MATW stock’s 52-week price range has been $45.72 (Oct. 4, 2018) — $ 64.75 (Oct 10, 2017). Matthews International is likely to see a new 52-week low around the anniversary of last year’s high on Oct. 10. 2017. Short-term support for MATW is ﬁrst at $44.5 and then at $40; meanwhile, short-term resistance in MATW stock is ﬁrst at $48.4 and then at $52. If you also believe that there might be more weakness in Matthews International stock before its earnings call, here are the two trades set up for the stock (prices are based on MATW stock’s closing price of $46.89 on Oct. 5):
Two Bearish Strategies on Matthews International Stock
1. If you already own Matthews International stock, consider using a deep in-the-money (ITM) covered call to protect your portfolio. For every 100 shares of MATW stock you own, sell a MATW 21 Dec $40 call option, which currently trades at $7.85. The $40 option is deep in-the-money (ITM), offering more downside protection in case of volatility and a decline in MATW stock around the earnings call season.
This setup would offer you deep stock protection; if you feel the weakness in MATW stock will continue well into 2019 too, you can consider selling another deep ITM covered call at the expiry of this option.
This call option would stop trading on Dec. 21, 2018 and expire on Dec. 22.

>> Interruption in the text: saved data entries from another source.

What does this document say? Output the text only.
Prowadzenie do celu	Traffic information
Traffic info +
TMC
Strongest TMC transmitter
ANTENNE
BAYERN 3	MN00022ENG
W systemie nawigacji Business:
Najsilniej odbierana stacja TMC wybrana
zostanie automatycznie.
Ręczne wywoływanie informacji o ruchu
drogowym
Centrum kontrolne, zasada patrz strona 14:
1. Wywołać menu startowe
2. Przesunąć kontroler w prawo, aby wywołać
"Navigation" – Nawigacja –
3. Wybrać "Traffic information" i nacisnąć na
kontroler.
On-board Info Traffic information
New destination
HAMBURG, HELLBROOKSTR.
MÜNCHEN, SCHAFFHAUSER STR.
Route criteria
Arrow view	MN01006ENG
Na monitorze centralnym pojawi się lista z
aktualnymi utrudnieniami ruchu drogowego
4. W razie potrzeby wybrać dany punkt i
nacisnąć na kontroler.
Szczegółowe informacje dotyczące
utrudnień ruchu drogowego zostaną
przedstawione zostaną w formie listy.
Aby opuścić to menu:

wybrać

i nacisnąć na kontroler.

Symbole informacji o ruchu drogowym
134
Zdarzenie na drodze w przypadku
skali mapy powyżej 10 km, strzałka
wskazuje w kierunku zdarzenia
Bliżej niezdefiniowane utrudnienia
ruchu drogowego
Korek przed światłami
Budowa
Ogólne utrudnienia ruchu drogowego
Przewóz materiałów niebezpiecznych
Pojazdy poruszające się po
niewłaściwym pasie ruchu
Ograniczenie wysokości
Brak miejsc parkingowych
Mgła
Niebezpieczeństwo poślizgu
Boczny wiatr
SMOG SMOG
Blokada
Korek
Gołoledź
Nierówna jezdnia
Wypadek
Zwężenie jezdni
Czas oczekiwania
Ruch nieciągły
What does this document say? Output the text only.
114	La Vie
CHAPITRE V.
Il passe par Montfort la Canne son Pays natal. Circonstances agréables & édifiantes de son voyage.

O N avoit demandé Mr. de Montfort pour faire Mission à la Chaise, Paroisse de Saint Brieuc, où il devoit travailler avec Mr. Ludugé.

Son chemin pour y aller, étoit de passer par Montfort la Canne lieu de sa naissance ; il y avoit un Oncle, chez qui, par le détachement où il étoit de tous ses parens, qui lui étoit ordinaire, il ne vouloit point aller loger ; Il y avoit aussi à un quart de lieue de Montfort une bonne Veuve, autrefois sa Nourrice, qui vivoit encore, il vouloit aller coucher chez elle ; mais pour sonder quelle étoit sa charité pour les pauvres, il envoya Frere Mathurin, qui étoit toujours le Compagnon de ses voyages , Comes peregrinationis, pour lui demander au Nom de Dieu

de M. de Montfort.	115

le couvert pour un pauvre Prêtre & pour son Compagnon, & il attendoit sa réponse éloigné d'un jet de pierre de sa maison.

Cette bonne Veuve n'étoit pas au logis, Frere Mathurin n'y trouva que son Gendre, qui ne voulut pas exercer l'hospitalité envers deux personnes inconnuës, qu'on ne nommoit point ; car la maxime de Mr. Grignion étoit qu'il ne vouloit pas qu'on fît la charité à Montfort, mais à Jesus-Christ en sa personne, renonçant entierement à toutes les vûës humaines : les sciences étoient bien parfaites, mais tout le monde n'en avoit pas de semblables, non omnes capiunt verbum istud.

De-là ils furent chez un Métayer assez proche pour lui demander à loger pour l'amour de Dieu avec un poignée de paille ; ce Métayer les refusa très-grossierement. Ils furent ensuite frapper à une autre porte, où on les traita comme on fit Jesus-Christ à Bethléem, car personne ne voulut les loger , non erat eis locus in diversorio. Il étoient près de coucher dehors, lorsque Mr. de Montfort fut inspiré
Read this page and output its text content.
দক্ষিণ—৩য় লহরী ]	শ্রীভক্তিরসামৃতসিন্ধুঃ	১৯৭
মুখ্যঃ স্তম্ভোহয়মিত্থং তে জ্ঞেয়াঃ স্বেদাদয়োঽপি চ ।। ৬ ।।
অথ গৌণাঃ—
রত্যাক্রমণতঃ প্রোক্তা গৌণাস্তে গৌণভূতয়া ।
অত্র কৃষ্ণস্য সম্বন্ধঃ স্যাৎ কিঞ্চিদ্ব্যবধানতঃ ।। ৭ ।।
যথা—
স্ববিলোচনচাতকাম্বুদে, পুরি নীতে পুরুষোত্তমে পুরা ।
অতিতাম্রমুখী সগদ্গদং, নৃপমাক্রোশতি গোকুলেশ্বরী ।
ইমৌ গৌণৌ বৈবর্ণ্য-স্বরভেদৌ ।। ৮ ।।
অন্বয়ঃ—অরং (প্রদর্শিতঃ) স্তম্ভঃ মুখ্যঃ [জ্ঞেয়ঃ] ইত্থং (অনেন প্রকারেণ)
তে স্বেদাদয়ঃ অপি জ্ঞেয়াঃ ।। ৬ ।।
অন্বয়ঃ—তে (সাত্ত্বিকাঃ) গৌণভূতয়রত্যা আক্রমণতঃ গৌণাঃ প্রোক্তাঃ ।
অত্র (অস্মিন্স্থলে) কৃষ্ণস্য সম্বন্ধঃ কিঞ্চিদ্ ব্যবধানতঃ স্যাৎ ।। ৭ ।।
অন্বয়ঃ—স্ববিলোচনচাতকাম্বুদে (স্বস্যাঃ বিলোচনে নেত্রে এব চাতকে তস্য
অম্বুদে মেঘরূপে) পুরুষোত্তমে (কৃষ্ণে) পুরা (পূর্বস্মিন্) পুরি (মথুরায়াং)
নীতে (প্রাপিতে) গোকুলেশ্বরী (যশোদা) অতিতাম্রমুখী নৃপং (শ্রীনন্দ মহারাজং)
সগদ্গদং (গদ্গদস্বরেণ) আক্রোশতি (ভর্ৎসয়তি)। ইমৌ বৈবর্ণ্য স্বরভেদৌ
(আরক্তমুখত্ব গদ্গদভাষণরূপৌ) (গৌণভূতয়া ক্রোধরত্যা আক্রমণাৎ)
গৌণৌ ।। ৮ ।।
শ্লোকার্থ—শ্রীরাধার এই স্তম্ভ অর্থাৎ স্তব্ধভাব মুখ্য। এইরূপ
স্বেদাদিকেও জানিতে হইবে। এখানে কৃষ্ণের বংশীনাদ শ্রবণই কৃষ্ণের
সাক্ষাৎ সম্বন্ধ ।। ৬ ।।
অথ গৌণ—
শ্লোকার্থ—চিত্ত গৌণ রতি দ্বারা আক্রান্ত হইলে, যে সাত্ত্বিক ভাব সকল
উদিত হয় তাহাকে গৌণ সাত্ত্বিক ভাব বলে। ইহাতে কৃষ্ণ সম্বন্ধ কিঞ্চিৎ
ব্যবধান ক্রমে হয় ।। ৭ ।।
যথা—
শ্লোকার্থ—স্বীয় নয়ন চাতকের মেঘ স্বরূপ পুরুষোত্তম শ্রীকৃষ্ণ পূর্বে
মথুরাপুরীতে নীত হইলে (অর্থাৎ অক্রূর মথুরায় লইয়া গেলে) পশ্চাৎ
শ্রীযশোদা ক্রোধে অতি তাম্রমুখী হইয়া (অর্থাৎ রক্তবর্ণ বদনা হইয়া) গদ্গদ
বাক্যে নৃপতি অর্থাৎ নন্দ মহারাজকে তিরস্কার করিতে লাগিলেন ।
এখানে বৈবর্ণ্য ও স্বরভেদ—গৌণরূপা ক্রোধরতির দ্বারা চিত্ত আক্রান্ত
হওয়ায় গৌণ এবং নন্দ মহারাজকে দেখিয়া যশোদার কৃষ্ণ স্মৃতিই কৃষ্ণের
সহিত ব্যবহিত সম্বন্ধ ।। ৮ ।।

Assuming you would enter this covered call trade at the closing prices on Friday, Oct. 5, at expiry the maximum return would be $96 (i.e., ($7.85 – ($46.89-$40))*100), excluding trading commissions and costs.
An ITM Covered Call’s maximum profit is equal to the extrinsic value of the short call option. The trader realizes this gain as long as the price of MATW stock at expiry remains above the strike price of the call option (i.e., $40).
2. Consider buying a slightly in-the-money (ITM) MATW put option to benefit from a decline in the stock price. The 50-strike put option is ITM because MATW’s current market price of $46.89 is below the strike price of 50.
Therefore, I would consider buying a MATW 21 Dec $50 put option, which currently trades at 4.75.
This put option would stop trading on Dec. 21, 2018 and expire on Dec. 22.
Your maximum risk would be $475 at a stock price of $50 at expiry (excluding trading commissions and costs). As long put options have a limited lifespan, if Matthews International stock were to close above the strike price of the put purchased (i.e., 50), you would lose the entire amount invested in the put.
Your maximum return depends on how far the stock price falls. For example, at expiry, if the MATW stock closed at $35, then your profit potential is: $10.25 (i.e., $50-$35-$4.75), excluding trading commissions and costs.
At expiry, this trade would breakeven at a MATW stock price of $45.25 (i.e., $50-$4.75).
You can close this MATW put option at any time before expiry.
The Bottom Line on Matthews International Stock
I hold a negative evaluation of MATW stock both on fundamental and technical analysis. The stock price is likely to fall further. However, as prudent investors, it is always crucial to maintain a clear risk/return profile. Thus, if the drop does not happen, a move up towards $50 level might be the next leg up.
As of this writing, Tezcan Gecgil did not hold a position in any of the aforementioned securities.